Another Reason to Avoid Second Deeds of Trust

Feb 2, 2018   Print PDF

By Thomas A. Lerner | Related Practice: Financial Services

In Centrum Financial Services v. Union Bank, decided December 17, 2017, the Court of Appeals clarified the limitations on the right of a junior lienholder to cure a default of a senior secured indebtedness.  Centrum requires caution and additional preparation when considering whether to foreclose on a second deed of trust.


Frontier Bank had loaned $1,875,000 secured by a two-story office building in Monroe.  Subsequently, Centrum Financial Services loaned an additional $1,610,000 secured by a second deed of trust on the same property.  Following a default on its loan, Centrum foreclosed, taking ownership of the building following a credit bid.  At the time of the Centrum foreclosure, the borrower was already in default on the Frontier Bank loan.
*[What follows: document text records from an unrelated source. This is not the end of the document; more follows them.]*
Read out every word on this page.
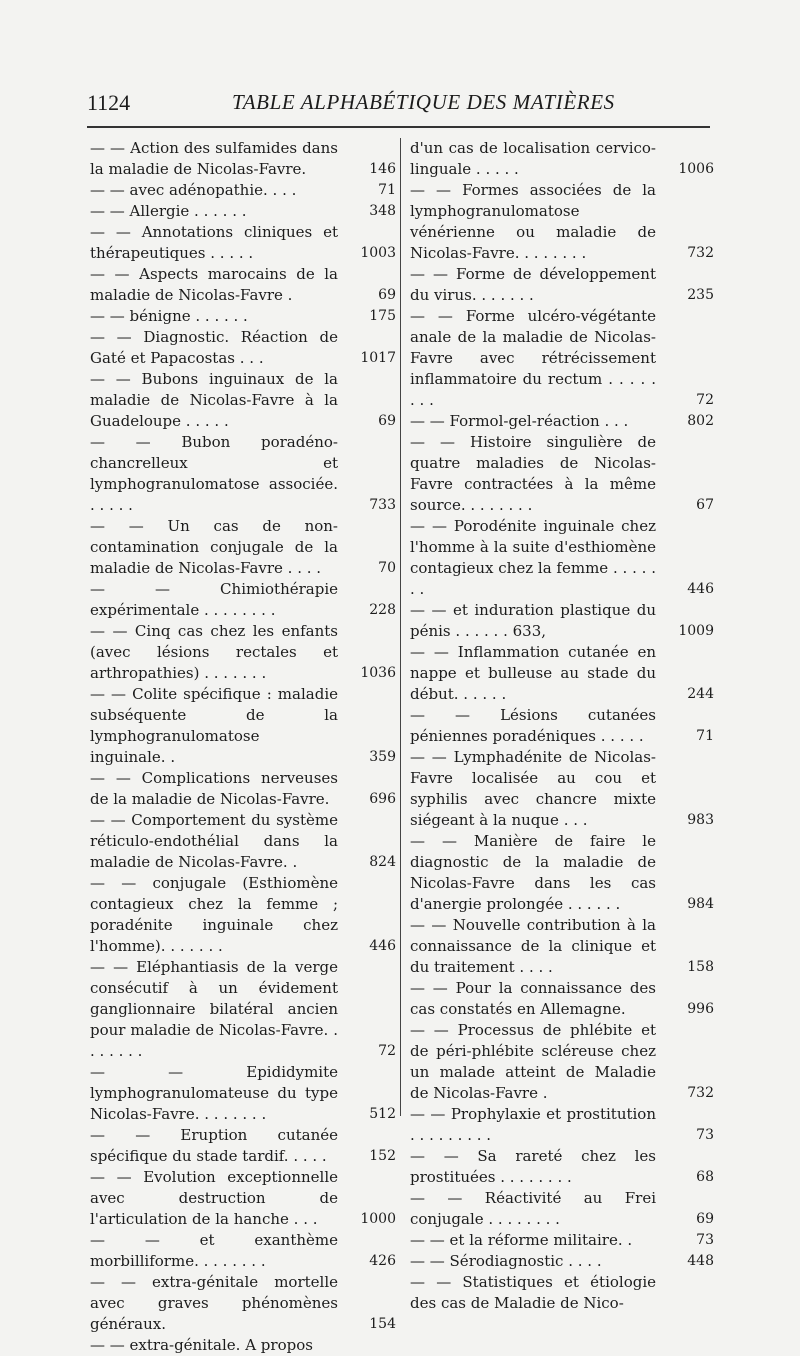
1124	TABLE ALPHABÉTIQUE DES MATIÈRES
— — Action des sulfamides dans la maladie de Nicolas-Favre.	146
— — avec adénopathie. . . .	71
— — Allergie . . . . . .	348
— — Annotations cliniques et thérapeutiques . . . . .	1003
— — Aspects marocains de la maladie de Nicolas-Favre .	69
— — bénigne . . . . . .	175
— — Diagnostic. Réaction de Gaté et Papacostas . . .	1017
— — Bubons inguinaux de la maladie de Nicolas-Favre à la Guadeloupe . . . . .	69
— — Bubon poradéno-chancrelleux et lymphogranulomatose associée. . . . . .	733
— — Un cas de non-contamination conjugale de la maladie de Nicolas-Favre . . . .	70
— — Chimiothérapie expérimentale . . . . . . . .	228
— — Cinq cas chez les enfants (avec lésions rectales et arthropathies) . . . . . . .	1036
— — Colite spécifique : maladie subséquente de la lymphogranulomatose inguinale. .	359
— — Complications nerveuses de la maladie de Nicolas-Favre.	696
— — Comportement du système réticulo-endothélial dans la maladie de Nicolas-Favre. .	824
— — conjugale (Esthiomène contagieux chez la femme ; poradénite inguinale chez l'homme). . . . . . .	446
— — Eléphantiasis de la verge consécutif à un évidement ganglionnaire bilatéral ancien pour maladie de Nicolas-Favre. . . . . . . .	72
— — Epididymite lymphogranulomateuse du type Nicolas-Favre. . . . . . . .	512
— — Eruption cutanée spécifique du stade tardif. . . . .	152
— — Evolution exceptionnelle avec destruction de l'articulation de la hanche . . .	1000
— — et exanthème morbilliforme. . . . . . . .	426
— — extra-génitale mortelle avec graves phénomènes généraux.	154
— — extra-génitale. A propos
d'un cas de localisation cervico-linguale . . . . .	1006
— — Formes associées de la lymphogranulomatose vénérienne ou maladie de Nicolas-Favre. . . . . . . .	732
— — Forme de développement du virus. . . . . . .	235
— — Forme ulcéro-végétante anale de la maladie de Nicolas-Favre avec rétrécissement inflammatoire du rectum . . . . . . . .	72
— — Formol-gel-réaction . . .	802
— — Histoire singulière de quatre maladies de Nicolas-Favre contractées à la même source. . . . . . . .	67
— — Porodénite inguinale chez l'homme à la suite d'esthiomène contagieux chez la femme . . . . . . .	446
— — et induration plastique du pénis . . . . . . 633,	1009
— — Inflammation cutanée en nappe et bulleuse au stade du début. . . . . .	244
— — Lésions cutanées péniennes poradéniques . . . . .	71
— — Lymphadénite de Nicolas-Favre localisée au cou et syphilis avec chancre mixte siégeant à la nuque . . .	983
— — Manière de faire le diagnostic de la maladie de Nicolas-Favre dans les cas d'anergie prolongée . . . . . .	984
— — Nouvelle contribution à la connaissance de la clinique et du traitement . . . .	158
— — Pour la connaissance des cas constatés en Allemagne.	996
— — Processus de phlébite et de péri-phlébite scléreuse chez un malade atteint de Maladie de Nicolas-Favre .	732
— — Prophylaxie et prostitution . . . . . . . . .	73
— — Sa rareté chez les prostituées . . . . . . . .	68
— — Réactivité au Frei conjugale . . . . . . . .	69
— — et la réforme militaire. .	73
— — Sérodiagnostic . . . .	448
— — Statistiques et étiologie des cas de Maladie de Nico-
Union Bank, as the successor to Frontier Bank and the holder of the Frontier Bank loan commenced foreclosure, relying in part on the Centrum foreclosure sale as triggering the “due on sale” clause.  Union Bank declined Centrum’s request to reinstate the loan and allow Centrum to repay the Frontier Bank loan over time according to its terms.  Rather, Union Bank accelerated the loan and began foreclosure.  In response to Centrum’s inquiries, Union Bank demanded payment in full.  Centrum sought to enjoin Union Bank’s foreclosure, asserting that it had a right to reinstate the loan, now that Centrum was the owner of the property.

Centrum was a stranger to the lending relationship that was the basis for the first deed of trust held by Union Bank, and neither a grantor of the deed of trust nor an assignee of the deed of trust held by Union Bank.  In that light, the Court found that it had no statutory right to cure the loan. Union Bank was not inclined to enter into a new lending relationship with Centrum.  To avoid the Union Bank foreclosure, Centrum would be obligated to pay Union Bank for the full amount of the indebtedness secured by the Property.  One of the privileges of being a lender, after all, is that one gets to choose your borrowers.

For lenders and special assets officers, Centrum reminds us of the risks of holding junior liens.  Protection of the collateral is likely to require a lump sum payoff of the senior debt.  When enforcing a junior lien, prudence dictates that one begin negotiations with the senior lienholder prior to the foreclosure of the junior lien, if the objective is to simply service the senior debt while the property is sold following foreclosure.